Fue a su boda y cuando nació su primer hijo. Compró pañales, flores y un habano. Dijo te felicito a cada uno y a todos. La miró largo y se le cayó una lágrima y volvió a su casa de galería ancha. Nadie supo jamás que de vez en cuando en una pieza de hotel se juraban amor y un mar de esperanzas. Recorrerse, arrancarse pedazos, mistificar la miel, perderse en pleonasmos. Y quedarse así imaginando cosas. Las noches, decía él, son siempre las peores. El matecito de las mañanas. Las fiestas de fin de año, los cumples y los cines, y aquella cama imaginaria, las sábanas en tropel. Lejos, y extrañamente cerca. Confesarse ante Dios y admitir que no hubo errores. La vida es así, “que se yo si era así” decía Troilo.
Meses duró esa compulsiva manera de confesar barbaridades desde la humilde separación de vínculo supuestamente perfecto hasta haber tenido doce mil quinientas parejas disolubles, hechas percha. Bancadero, Moffatt y su sucursal del Borda. La rubia que para el colectivo en puntas de pies, y se come tres tipos por minuto, o el que toma merca porqué le cuesta dar un paso. Talacasto, Gancia, o simplemente un Macallan a las rocas revuelto con el dedo. Los hijos que esperan el fin de semana para ir al cine o pasear por Palermo, volver a las ocho de la noche y a otra cosa. La eterna soledad de los termos y la revista crisis, acompañados de bizcochitos de grasa. Un disco de Jazz, la humedad y la leucemia. Todas las lágrimas, el río de sangre y confesar, todo a medias o nada. Yo no fui, fue el otro. Yo mantengo mis principios, je…principios?
Vino el beso, fue en alguna plaza. Su cabeza se había quedado así, en medio de las lágrimas, su camisa llena de rimel, de pintura de labios, de sudor y contraluz, de puertos y de ensenadas. La escuchó llorar y la tuvo de las manos, miró sus ojos que destilaban infiernos y ansias y el rumor, el quejido, el pliegue de su blusa escapándose entre sus manos. El beso salado y lleno de sombras se coló entre sus labios y confesó despacio. ¡Sabés, tengo novio! Fue hasta su casa una tarde a jugar alguna carta, el coso estaba de shorts y sandalias, hurgaba distraído los detalles de la mesa y murmuraba cosas que parecían palabras. Sabía este juego como de memoria y no pudo encontrarla, se perdieron en alguno de los cuartos, rieron de su juventud, de esa insolencia que dan las carnes firmes el no importa que pase mañana.
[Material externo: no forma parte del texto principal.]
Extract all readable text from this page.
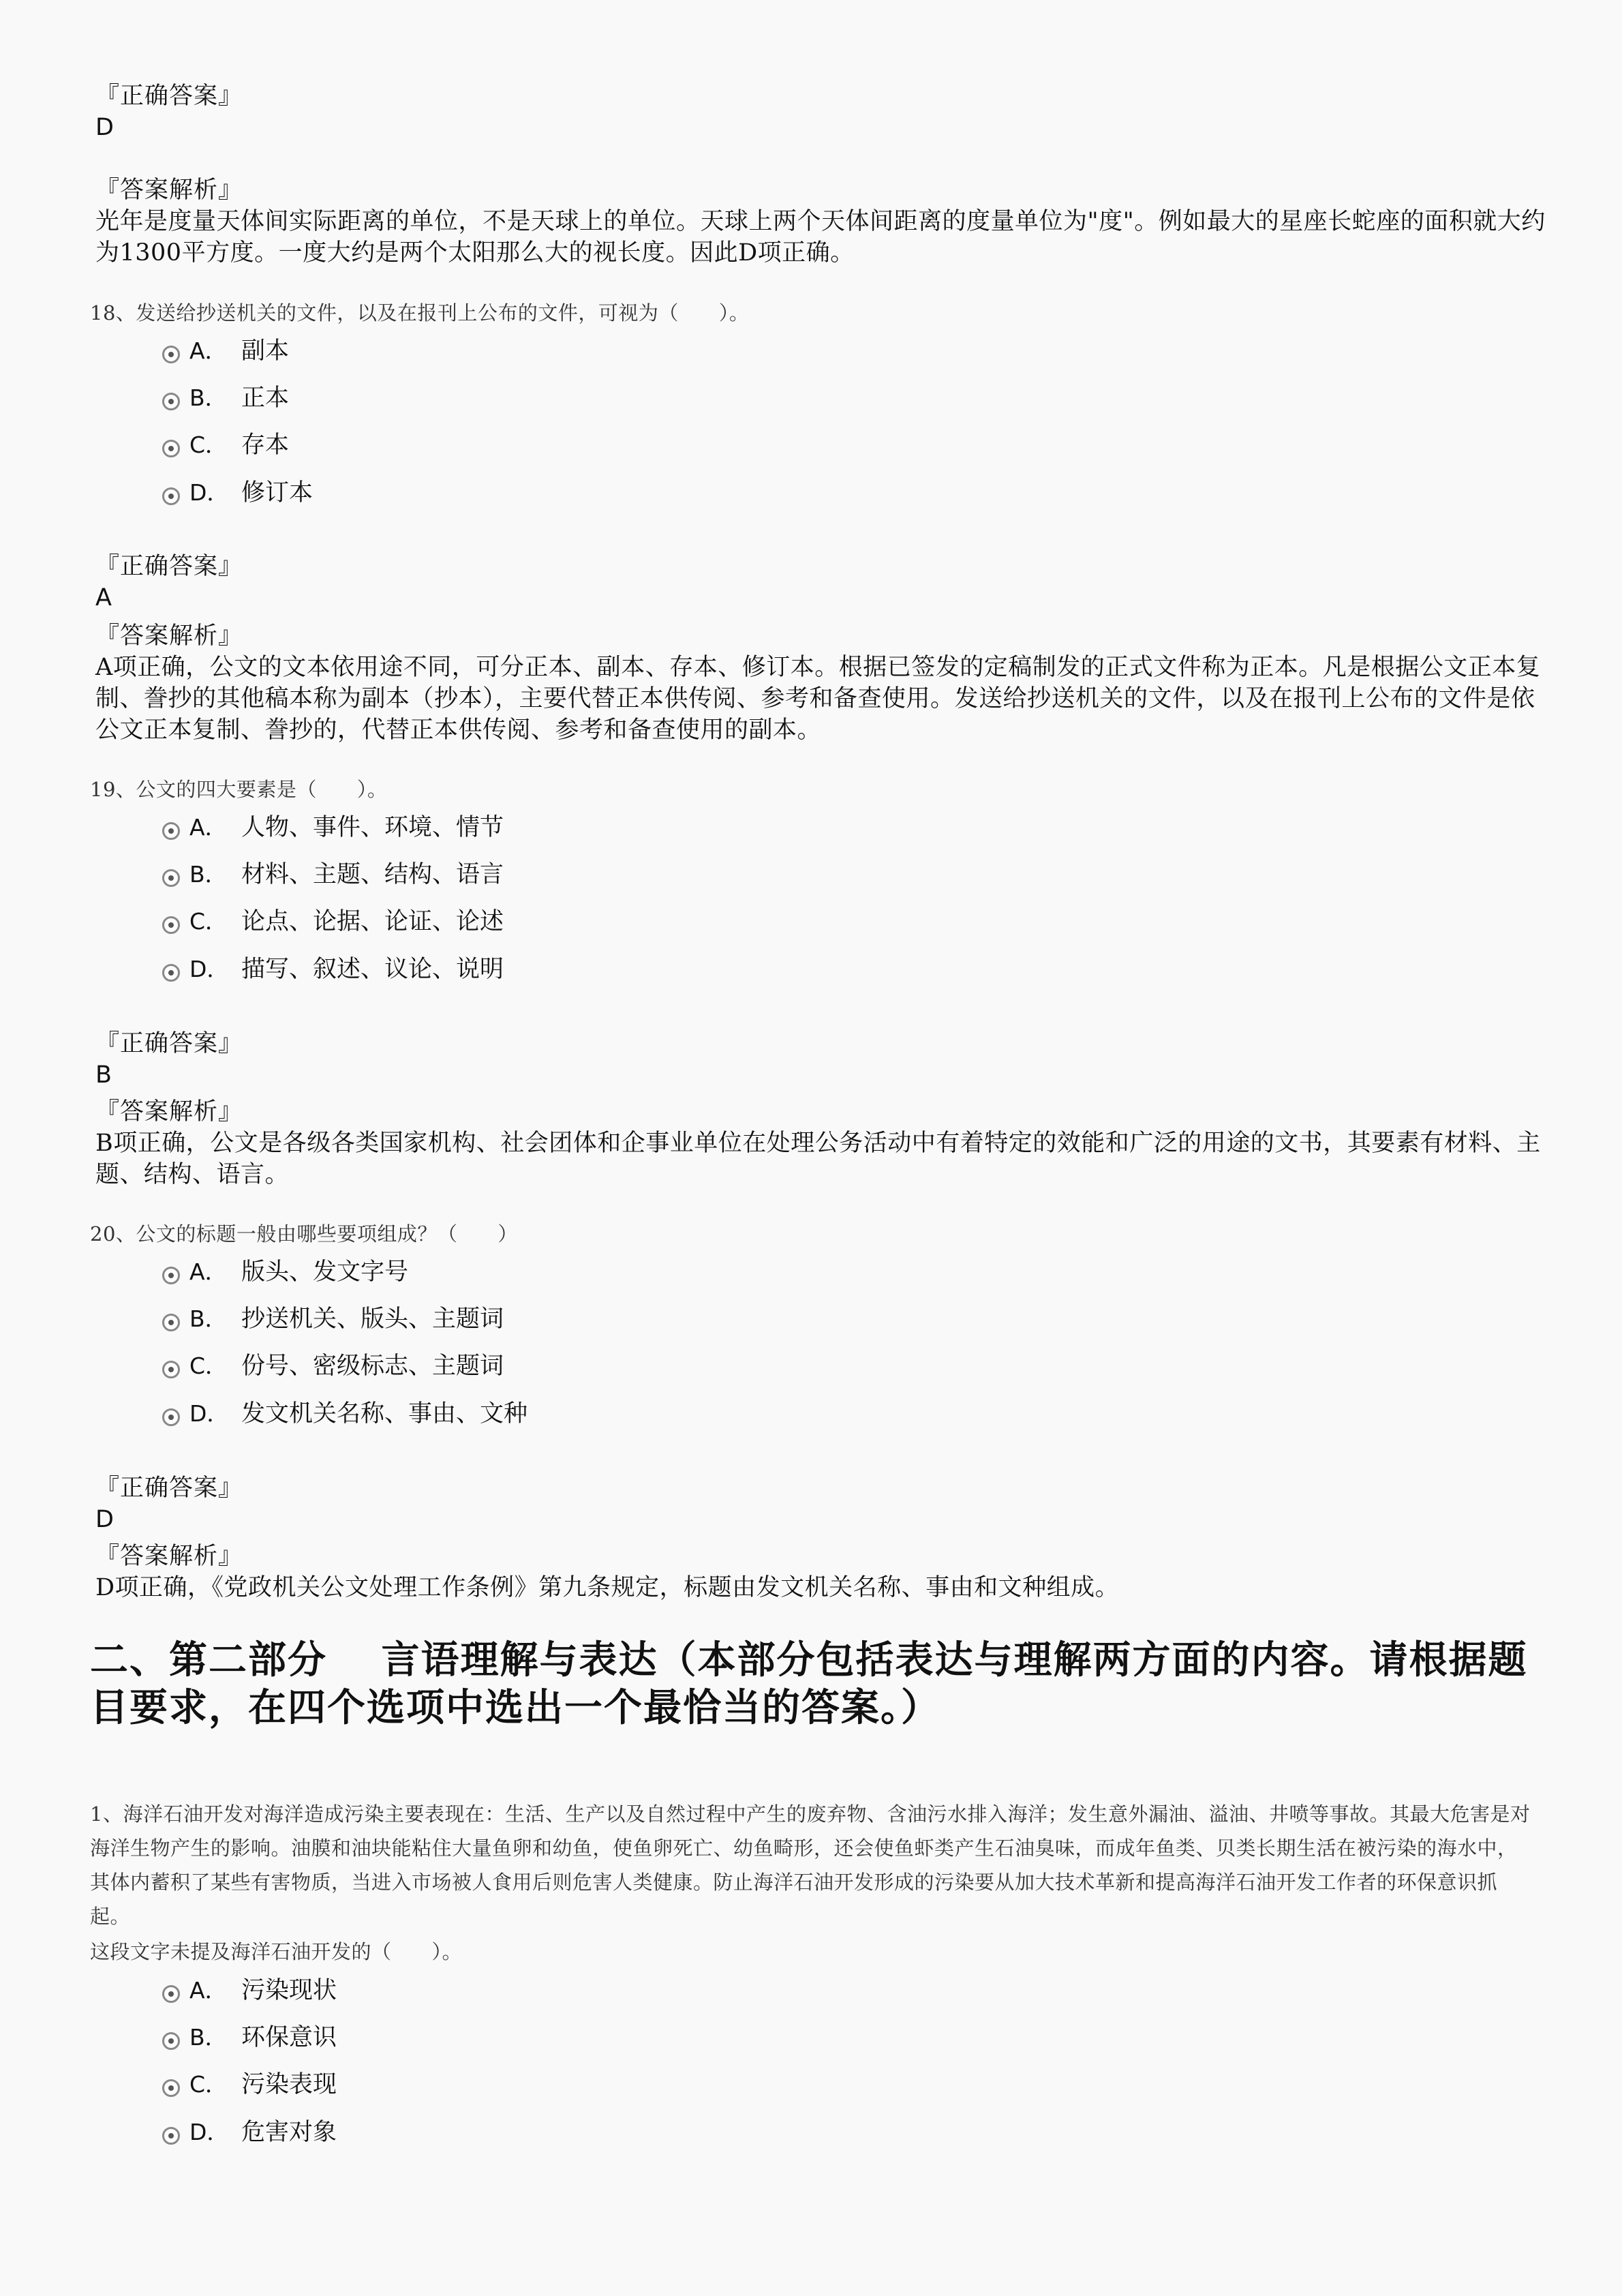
『正确答案』
D
『答案解析』
光年是度量天体间实际距离的单位，不是天球上的单位。天球上两个天体间距离的度量单位为"度"。例如最大的星座长蛇座的面积就大约为1300平方度。一度大约是两个太阳那么大的视长度。因此D项正确。
18、发送给抄送机关的文件，以及在报刊上公布的文件，可视为（　　）。
A． 副本
B． 正本
C． 存本
D． 修订本
『正确答案』
A
『答案解析』
A项正确，公文的文本依用途不同，可分正本、副本、存本、修订本。根据已签发的定稿制发的正式文件称为正本。凡是根据公文正本复制、誊抄的其他稿本称为副本（抄本），主要代替正本供传阅、参考和备查使用。发送给抄送机关的文件，以及在报刊上公布的文件是依公文正本复制、誊抄的，代替正本供传阅、参考和备查使用的副本。
19、公文的四大要素是（　　）。
A． 人物、事件、环境、情节
B． 材料、主题、结构、语言
C． 论点、论据、论证、论述
D． 描写、叙述、议论、说明
『正确答案』
B
『答案解析』
B项正确，公文是各级各类国家机构、社会团体和企事业单位在处理公务活动中有着特定的效能和广泛的用途的文书，其要素有材料、主题、结构、语言。
20、公文的标题一般由哪些要项组成？（　　）
A． 版头、发文字号
B． 抄送机关、版头、主题词
C． 份号、密级标志、主题词
D． 发文机关名称、事由、文种
『正确答案』
D
『答案解析』
D项正确，《党政机关公文处理工作条例》第九条规定，标题由发文机关名称、事由和文种组成。
二、第二部分　 言语理解与表达（本部分包括表达与理解两方面的内容。请根据题目要求，在四个选项中选出一个最恰当的答案。）
1、海洋石油开发对海洋造成污染主要表现在：生活、生产以及自然过程中产生的废弃物、含油污水排入海洋；发生意外漏油、溢油、井喷等事故。其最大危害是对海洋生物产生的影响。油膜和油块能粘住大量鱼卵和幼鱼，使鱼卵死亡、幼鱼畸形，还会使鱼虾类产生石油臭味，而成年鱼类、贝类长期生活在被污染的海水中，其体内蓄积了某些有害物质，当进入市场被人食用后则危害人类健康。防止海洋石油开发形成的污染要从加大技术革新和提高海洋石油开发工作者的环保意识抓起。
这段文字未提及海洋石油开发的（　　）。
A． 污染现状
B． 环保意识
C． 污染表现
D． 危害对象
Fue a su boda y cuando nació su primer hijo. Compró pañales, flores y un habano. Dijo te felicito a cada uno y a todos. La miró largo y se le cayó una lágrima y volvió a su casa de galería ancha. Nadie supo jamás que de vez en cuando en una pieza de hotel se juraban amor y un mar de esperanzas. Recorrerse, arrancarse pedazos, mistificar la miel, perderse en pleonasmos. Y quedarse así imaginando cosas. Las noches, decía él, son siempre las peores. El matecito de las mañanas. Las fiestas de fin de año, los cumples y los cines, y aquella cama imaginaria, las sábanas en tropel. Lejos, y extrañamente cerca. Confesarse ante Dios y admitir que no hubo errores. La vida es así, “que se yo si era así” decía Troilo.